Kali ini gue mau posting dengan hal yang bermanfaat (Insya Allah) dan dengan bahasa yang sopan. Simak ya temen-temen (kalo ada yang berkenan menyimak gue doain masuk surga deh) hehe
Happy Reading ^_^
Kali ini mungkin judul postingan saya lebih sedikit berbobot, lebih tepatnya postingan ini menanyakan "Apa ukuran hatimu?"
Apakah Anda pernah bertanya pada diri sendiri mengenai pertanyaan-pertanyaan ini?
Apa ukuran hati saya?
Apakah ukuran S, M, L, XL, atau XXL?
Ataukah sempit dan hampir tidak muat menampung satu orang pun?
Apakah di hati saya terdapat tempat yang luas bagi banyak orang?
Apakah orang-orang sanggup masuk ke hati saya dengan mudah?
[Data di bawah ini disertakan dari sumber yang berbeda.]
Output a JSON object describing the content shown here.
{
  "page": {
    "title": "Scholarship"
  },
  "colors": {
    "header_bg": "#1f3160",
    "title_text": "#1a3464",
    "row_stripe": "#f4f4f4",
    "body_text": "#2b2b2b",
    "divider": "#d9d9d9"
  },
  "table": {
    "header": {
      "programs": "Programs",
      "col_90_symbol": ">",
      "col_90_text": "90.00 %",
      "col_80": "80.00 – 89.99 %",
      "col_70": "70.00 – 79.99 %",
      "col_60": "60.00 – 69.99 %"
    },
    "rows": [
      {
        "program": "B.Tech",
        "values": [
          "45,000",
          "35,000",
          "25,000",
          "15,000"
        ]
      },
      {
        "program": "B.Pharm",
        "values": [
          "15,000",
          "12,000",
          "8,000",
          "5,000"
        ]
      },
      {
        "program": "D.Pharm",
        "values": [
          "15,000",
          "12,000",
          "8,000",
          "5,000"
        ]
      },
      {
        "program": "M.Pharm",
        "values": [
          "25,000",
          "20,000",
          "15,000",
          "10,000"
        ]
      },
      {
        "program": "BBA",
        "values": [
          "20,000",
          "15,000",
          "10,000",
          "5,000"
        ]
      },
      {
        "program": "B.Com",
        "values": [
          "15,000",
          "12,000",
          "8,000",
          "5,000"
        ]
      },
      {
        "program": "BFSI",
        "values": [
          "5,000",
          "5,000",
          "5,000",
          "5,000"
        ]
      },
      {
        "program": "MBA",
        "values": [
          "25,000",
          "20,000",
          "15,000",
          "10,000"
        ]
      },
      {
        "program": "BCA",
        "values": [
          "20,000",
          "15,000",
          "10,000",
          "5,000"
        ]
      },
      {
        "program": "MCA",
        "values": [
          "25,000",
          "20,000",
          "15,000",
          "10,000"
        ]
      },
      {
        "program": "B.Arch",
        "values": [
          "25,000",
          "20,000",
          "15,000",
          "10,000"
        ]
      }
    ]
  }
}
Perhatikan genggaman tangan Anda. Besar hati Anda adalah sebesar genggaman tangan Anda. Seringkali kita mendengar kalimat ini. Apakah Anda yakin genggaman sebesar ini akan mampu menampung semua manusia dan makhluk-makhluk yang lain selain manusia? Seringkali kita mengatakan, "Kamu ada di hatiku." Ketika marah kita katakan :"Aku ingin dia keluar dari hatiku." Apakah hati itu mirip seperti rumah? Oleh karena itu kita mesti mempelajari bagaimana cara kita melapangkan hati dan membersihkannya dari kedengkian serta kebencian. Kita mesti mempelajari bagaimana cara mencintai dan tidak membenci. Berikut ini langkah-langkah yang harus ditempuh :
Langkah pertama,
Jadikanlah semboyan Anda tentang cinta dan benci, " Cintailah orang yang kamu cintai sekadarnya saja. Sebab bisa saja pada suatu hari dia menjadi orang yang kamu benci. Dan, bencilah orang yang kamu benci sekadarnya saja. Sebab bisa saja pada suatu hari dia menjadi orang yang kamu cintai."
Langkah kedua,
Pelajarilah seni-seni mengungkapkan perasaan-perasaan Anda dengan cara yang benar, tidak lebih dan tidak kurang. Dengan kata lain jangan terlalu sering mengatakan , "Aku mencintaimu...dan seterusnya."
Langkah ketiga,
Rendah hati dan rendah hati. Dengan kerendahan hati, Anda akan menjadi wanita yang dicintai. Jangan lupa bahwa ada perbedaan antara tunduk dan rendah hati.
Langkah keempat,
Pelajarilah seni-seni meminta maaf dan memaafkan. Balaslah kejahatan dengan kebaikan. Tersenyumlah di depan setiap orang yang menyakiti Anda untuk memberinya sebuah pesan, "Aku mencintaimu, akan tetapi membenci perilakumu."
Langkah terakhir,
Perhatikan hati Anda dan penuhilah ia dengan rasa cinta kepada Allah. Jadikanlah perasaan cinta Anda kepada makhluk karena rasa cinta Anda kepada-Nya. Jangan putus asa membersihkan amal-amal perbuatan dari kekeruhan-kekeruhan hati yang terkadang mencampuri hati Anda sehingga membuatnya menjadi sempit, seperti cemberut, dengki, riya, suka dipuji dan berbagai sifat tercela lainnya.